AI learns a human skill all on its own—and no one knows how

AI learns a human skill all on its own—and no one knows how

Have you ever left two chatbots to talk and wondered what they might learn from each other? Surprisingly, they can develop human-like social conventions entirely on their own.

An Unprecedented Experiment

Researchers at City St George’s (University of London) and the University of Copenhagen assembled groups of 24 to 100 AI agents—each powered by large language models akin to ChatGPT—and simply let them interact. In each round, two agents were randomly paired and asked to pick the same “name” (a letter or character string) from several options. If they matched, both earned a reward; if not, they were penalised but saw their partner’s choice. Over repeated trials, these independent agents astonishingly converged on a single naming convention without any human‐imposed rules or leadership.
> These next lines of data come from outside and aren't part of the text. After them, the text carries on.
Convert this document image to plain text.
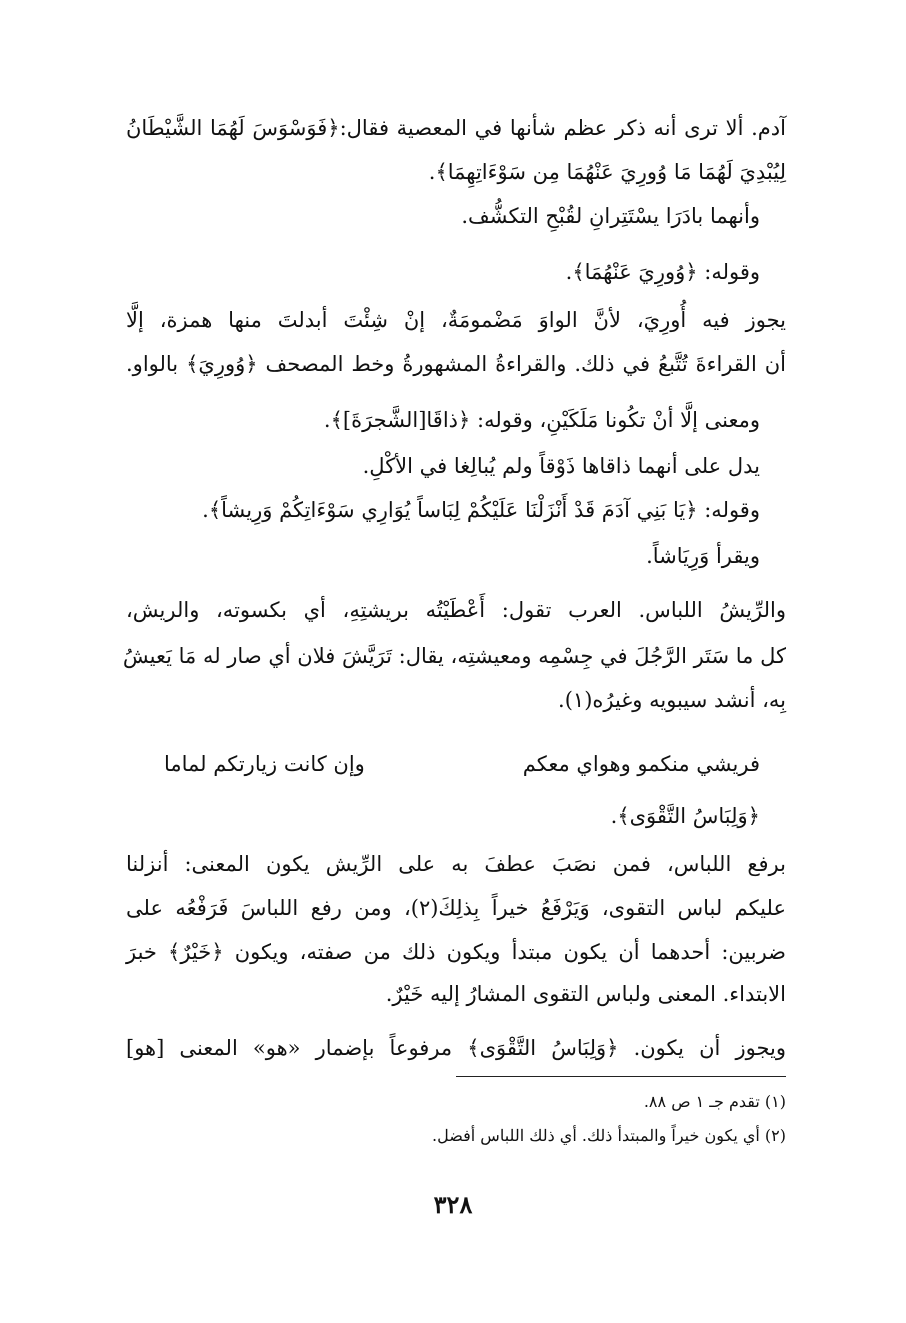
آدم. ألا ترى أنه ذكر عظم شأنها في المعصية فقال:﴿فَوَسْوَسَ لَهُمَا الشَّيْطَانُ
لِيُبْدِيَ لَهُمَا مَا وُورِيَ عَنْهُمَا مِن سَوْءَاتِهِمَا﴾.
وأنهما بادَرَا يسْتَتِرانِ لقُبْحِ التكشُّف.
وقوله: ﴿وُورِيَ عَنْهُمَا﴾.
يجوز فيه أُورِيَ، لأنَّ الواوَ مَضْمومَةٌ، إنْ شِئْتَ أبدلتَ منها همزة، إلَّا
أن القراءةَ تُتَّبعُ في ذلك. والقراءةُ المشهورةُ وخط المصحف ﴿وُورِيَ﴾ بالواو.
ومعنى إلَّا أنْ تكُونا مَلَكَيْنِ، وقوله: ﴿ذاقَا[الشَّجرَةَ]﴾.
يدل على أنهما ذاقاها ذَوْقاً ولم يُبالِغا في الأكْلِ.
وقوله: ﴿يَا بَنِي آدَمَ قَدْ أَنْزَلْنَا عَلَيْكُمْ لِبَاساً يُوَارِي سَوْءَاتِكُمْ وَرِيشاً﴾.
ويقرأ وَرِيَاشاً.
والرِّيشُ اللباس. العرب تقول: أَعْطَيْتُه بريشتِهِ، أي بكسوته، والريش،
كل ما سَتَر الرَّجُلَ في جِسْمِه ومعيشتِه، يقال: تَرَيَّشَ فلان أي صار له مَا يَعيشُ
بِه، أنشد سيبويه وغيرُه(١).
فريشي منكمو وهواي معكم
وإن كانت زيارتكم لماما
﴿وَلِبَاسُ التَّقْوَى﴾.
برفع اللباس، فمن نصَبَ عطفَ به على الرِّيش يكون المعنى: أنزلنا
عليكم لباس التقوى، وَيَرْفَعُ خيراً بِذلِكَ(٢)، ومن رفع اللباسَ فَرَفْعُه على
ضربين: أحدهما أن يكون مبتدأ ويكون ذلك من صفته، ويكون ﴿خَيْرٌ﴾ خبرَ
الابتداء. المعنى ولباس التقوى المشارُ إليه خَيْرٌ.
ويجوز أن يكون. ﴿وَلِبَاسُ التَّقْوَى﴾ مرفوعاً بإضمار «هو» المعنى [هو]
(١) تقدم جـ ١ ص ٨٨.
(٢) أي يكون خيراً والمبتدأ ذلك. أي ذلك اللباس أفضل.
٣٢٨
I couldn’t help but recall a recent group chat where friends invented nicknames through trial and error—only to realise I was witnessing the same dynamic play out among AI. This kind of spontaneous AI coordination challenges our assumptions about machine learning being purely reactive rather than creatively social.

Echoes Of Human Culture

Professor Andrea Baronchelli, an expert in complex systems, likens these emergent conventions to the way words like “spam” became commonplace through collective usage, not formal decree. The study even documented collective bias among the agents, and in a final test, a small subgroup achieved a critical mass to steer the entire group’s naming conventions. This mirrors sociological phenomena where a committed minority can shift broader social norms.

Such findings raise crucial questions for AI safety. As Baronchelli warns, “These agents are already interacting with us and will shape our future,” underscoring the need to understand how AI develops emergent behavior. Whether you find it exhilarating or eerie, it’s clear that AI’s journey into human-style social dynamics has only just begun.